Though same-sex marriage is legal in only five states, it has for the first time gained the support of a majority of Americans, according to a series of recent national opinion polls. For some gay activists, this trend has fueled efforts to make their opponents' views seem shameful.
"Their beliefs on this issue are very quickly becoming socially disgraceful, much in the way white supremacy is socially disgraceful," wrote Evan Hurst of the advocacy group Truth Wins Out. "They are certainly entitled to cling to backwoods, uneducated, reality-rejecting views ... but their 'religious freedom' doesn't call for the rest of us to somehow pretend their views aren't disgusting and hateful."
However, some gay-rights supporters see the public opinion shift as reason to be more magnanimous.
"The turn we now need to execute will be the hardest maneuver the movement has ever had to make, because it will require us to deliberately leave room for homophobia," Jonathan Rauch, a writer and guest scholar at the Brookings Institution, wrote recently in The Advocate, a gay-oriented news magazine.
"Incidents of rage against 'haters,' verbal abuse of opponents, boycotts of small-business owners, absolutist enforcement of anti-discrimination laws: Those and other 'zero-tolerance' tactics play into the 'homosexual bullies' narrative," Rauch wrote. "The other side, in short, is counting on us to hand them the victimhood weapon. Our task is to deny it to them."
As ideological foes spar over these issues, the American Civil Liberties Union is confronted with a delicate balancing act. Its national gay rights project battles aggressively against anti-gay discrimination, but, as a longtime defender of free speech, the ACLU also is expected to intervene sometimes on behalf of anti-gay expression.

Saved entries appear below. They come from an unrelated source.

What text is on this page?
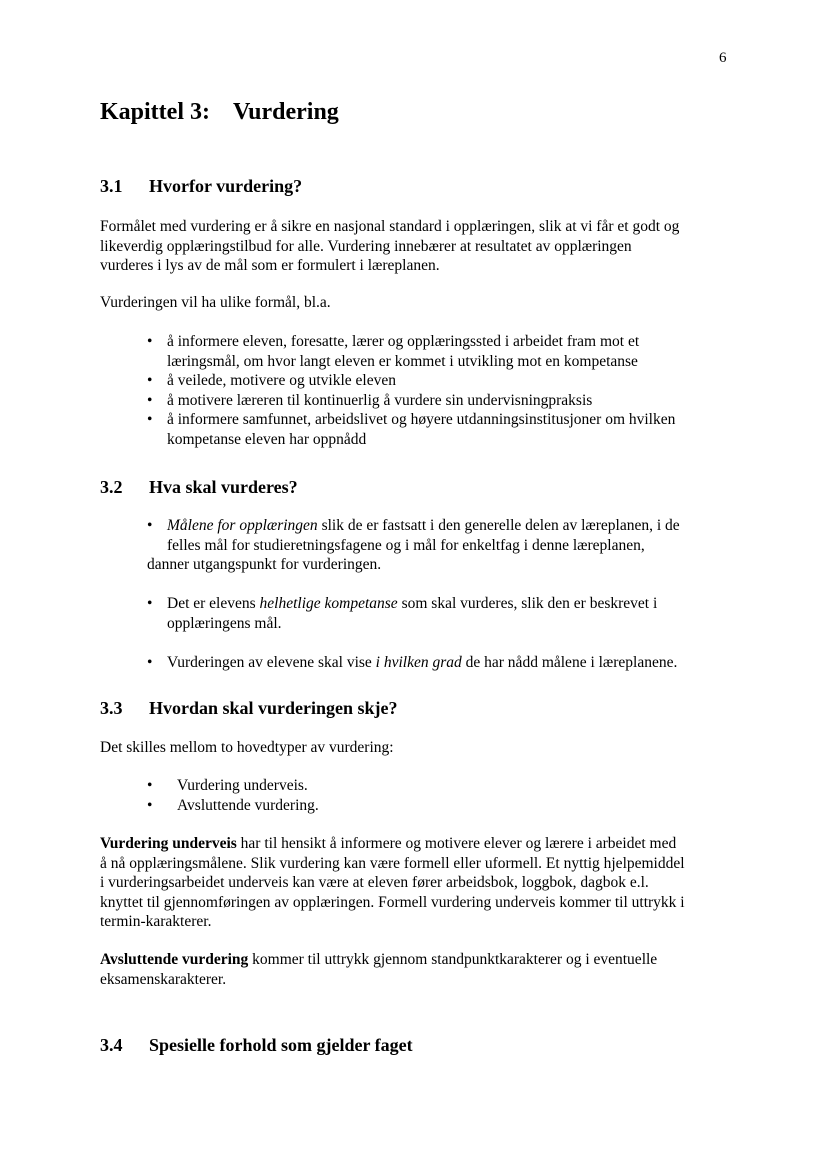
6
Kapittel 3: Vurdering
3.1 Hvorfor vurdering?

Formålet med vurdering er å sikre en nasjonal standard i opplæringen, slik at vi får et godt og
likeverdig opplæringstilbud for alle. Vurdering innebærer at resultatet av opplæringen
vurderes i lys av de mål som er formulert i læreplanen.

Vurderingen vil ha ulike formål, bl.a.

• å informere eleven, foresatte, lærer og opplæringssted i arbeidet fram mot et
læringsmål, om hvor langt eleven er kommet i utvikling mot en kompetanse
• å veilede, motivere og utvikle eleven
• å motivere læreren til kontinuerlig å vurdere sin undervisningpraksis
• å informere samfunnet, arbeidslivet og høyere utdanningsinstitusjoner om hvilken
kompetanse eleven har oppnådd
3.2 Hva skal vurderes?
• Målene for opplæringen slik de er fastsatt i den generelle delen av læreplanen, i de
felles mål for studieretningsfagene og i mål for enkeltfag i denne læreplanen,
danner utgangspunkt for vurderingen.
• Det er elevens helhetlige kompetanse som skal vurderes, slik den er beskrevet i
opplæringens mål.
• Vurderingen av elevene skal vise i hvilken grad de har nådd målene i læreplanene.
3.3 Hvordan skal vurderingen skje?

Det skilles mellom to hovedtyper av vurdering:

• Vurdering underveis.
• Avsluttende vurdering.

Vurdering underveis har til hensikt å informere og motivere elever og lærere i arbeidet med
å nå opplæringsmålene. Slik vurdering kan være formell eller uformell. Et nyttig hjelpemiddel
i vurderingsarbeidet underveis kan være at eleven fører arbeidsbok, loggbok, dagbok e.l.
knyttet til gjennomføringen av opplæringen. Formell vurdering underveis kommer til uttrykk i
termin-karakterer.

Avsluttende vurdering kommer til uttrykk gjennom standpunktkarakterer og i eventuelle
eksamenskarakterer.

3.4 Spesielle forhold som gjelder faget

For example, the ACLU pressed a lawsuit on behalf of the fundamentalist Westboro Baptist Church, which has outraged mourning communities by picketing service members' funerals with crudely worded signs condemning homosexuality. The ACLU said the Missouri state law banning such picketing infringes on religious freedom and free speech.
Some critics — such as Wendy Kaminer — have contended that the ACLU now tilts too much toward espousing gay rights, at the expense of a more vigorous defense of anti-gay free speech.
However, James Esseks, director of the ACLU's gay rights project, said the First Amendment protection of free speech only comes into play when a government entity is seen as curtailing speech rights — which did not occur in the Vidmar or King & Spalding cases.
"What we have there is simply the push and pull in public policy discourse ... which is sometimes rough and tumble," Esseks said. "Being stigmatized for expressing unpopular views is part of being in a free society. There's nothing wrong with that."
Robert George, a conservative professor of jurisprudence at Princeton and one of the co-authors of the Manhattan Declaration, shared Esseks' view on the often sharp-elbowed nature of public debate in America.
"Democratic politics is a messy business and sometimes it's a contact sport," said George, a co-founder of the National Organization for Marriage, which campaigns against same-sex marriage. He suggested that those who hold cultural power — in academia, the media and elsewhere — are inevitably going to try to impose their viewpoints.
"The power to intimidate people, to make them fear they'll be called a bigot or denied opportunities for jobs, only works if people allow themselves to be bullied," George said. "Conservatives who make themselves out to be victims run the risk of playing into the hands of their opponents, suggesting that their opponents' cultural power is so vast that there's no way it can be resisted." (George is a member of the Deseret News Editorial Advisory Board.)
To professional free-speech advocates — such as Joan Bertin, executive director of the National Coalition Against Censorship — the gay rights vs. free expression cases are fascinating and often difficult.
"It's very volatile — it requires you to parse the issues very closely," she said. "I'm of the school of thought that you should know your enemy. You need to know what people are thinking."